Guest blog by Dr Steffen Oppel, Senior Conservation Scientist, RSPB Centre for Conservation Science
Henderson Island (Pitcairn Group, UK Overseas Territory) is one of the most remote islands on the planet. It is uninhabited, and situated over 3,000 miles from the nearest continent. The island is home to over 55 species found nowhere else on earth, including four unique land-birds.
Arriving at Henderson Island
On 22 May 2015, the RSPB expedition team arrived on Henderson Island after a smooth sail from Pitcairn Island. After two strenuous days of unloading research equipment from the supply ship, the team started work to better understand the ecology of this remote and rarely visited island.

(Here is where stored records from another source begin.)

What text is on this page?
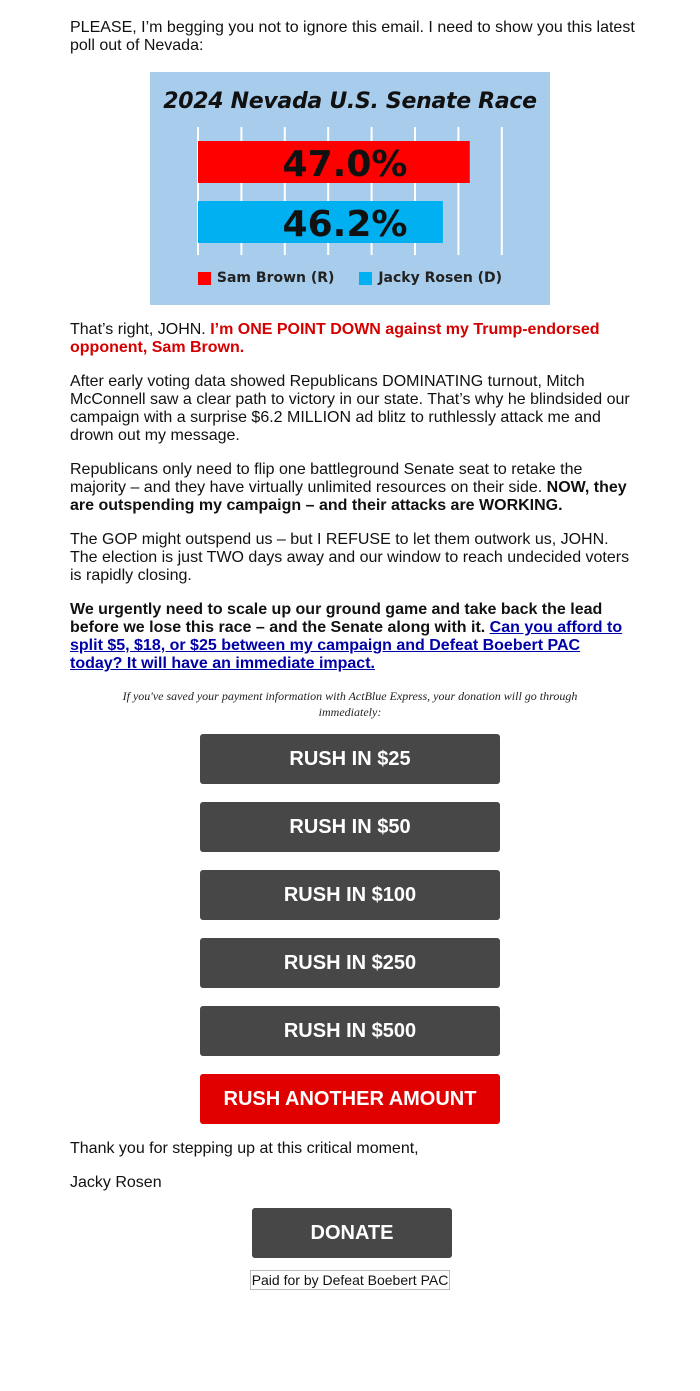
PLEASE, I’m begging you not to ignore this email. I need to show you this latest poll out of Nevada:

2024 Nevada U.S. Senate Race
47.0%
46.2%
Sam Brown (R)
	Jacky Rosen (D)

That’s right, JOHN. I’m ONE POINT DOWN against my Trump-endorsed opponent, Sam Brown.

After early voting data showed Republicans DOMINATING turnout, Mitch McConnell saw a clear path to victory in our state. That’s why he blindsided our campaign with a surprise $6.2 MILLION ad blitz to ruthlessly attack me and drown out my message.

Republicans only need to flip one battleground Senate seat to retake the majority – and they have virtually unlimited resources on their side. NOW, they are outspending my campaign – and their attacks are WORKING.

The GOP might outspend us – but I REFUSE to let them outwork us, JOHN. The election is just TWO days away and our window to reach undecided voters is rapidly closing.

We urgently need to scale up our ground game and take back the lead before we lose this race – and the Senate along with it. Can you afford to split $5, $18, or $25 between my campaign and Defeat Boebert PAC today? It will have an immediate impact.

If you've saved your payment information with ActBlue Express, your donation will go through immediately:
RUSH IN $25
RUSH IN $50
RUSH IN $100
RUSH IN $250
RUSH IN $500
RUSH ANOTHER AMOUNT

Thank you for stepping up at this critical moment,

Jacky Rosen

DONATE
Paid for by Defeat Boebert PAC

Photo of Henderson Island by Andrew MacDonald (rspb-images.com)
Getting to know the rats
Henderson’s unique biodiversity is currently under threat due to the presence of introduced Pacific rats. One of the key goals of the 2015 expedition is to get a better understanding of the density and movement ranges of rats on the island. The team cut several trails and deployed 250 rat traps on the island, and started catching rats and marking them with numbered ear tags. Frequent recapture of individually identifiable rats will provide information on movement ranges and survival rates.
Monitoring the birds
The team also started monitoring the four endemic landbird species (Henderson fruit-dove, Henderson lorikeet, Henderson rail and Henderson reed-warbler) on Henderson to assess whether populations have changed in the four years since the failed rat eradication attempt. All four species are present in seemingly healthy numbers, and the skies above Henderson Island are full of wailing petrel species getting ready to breed.
Photo of Henderson Rail (one of the four endemic landbird species) by Richard Cuthbert (rspb-images.com).
Monitoring the plants
Lorna, the team's botanist, has started collecting some of the island's plants and has erected a time lapse camera to monitor the island's flowering and fruiting patterns over time.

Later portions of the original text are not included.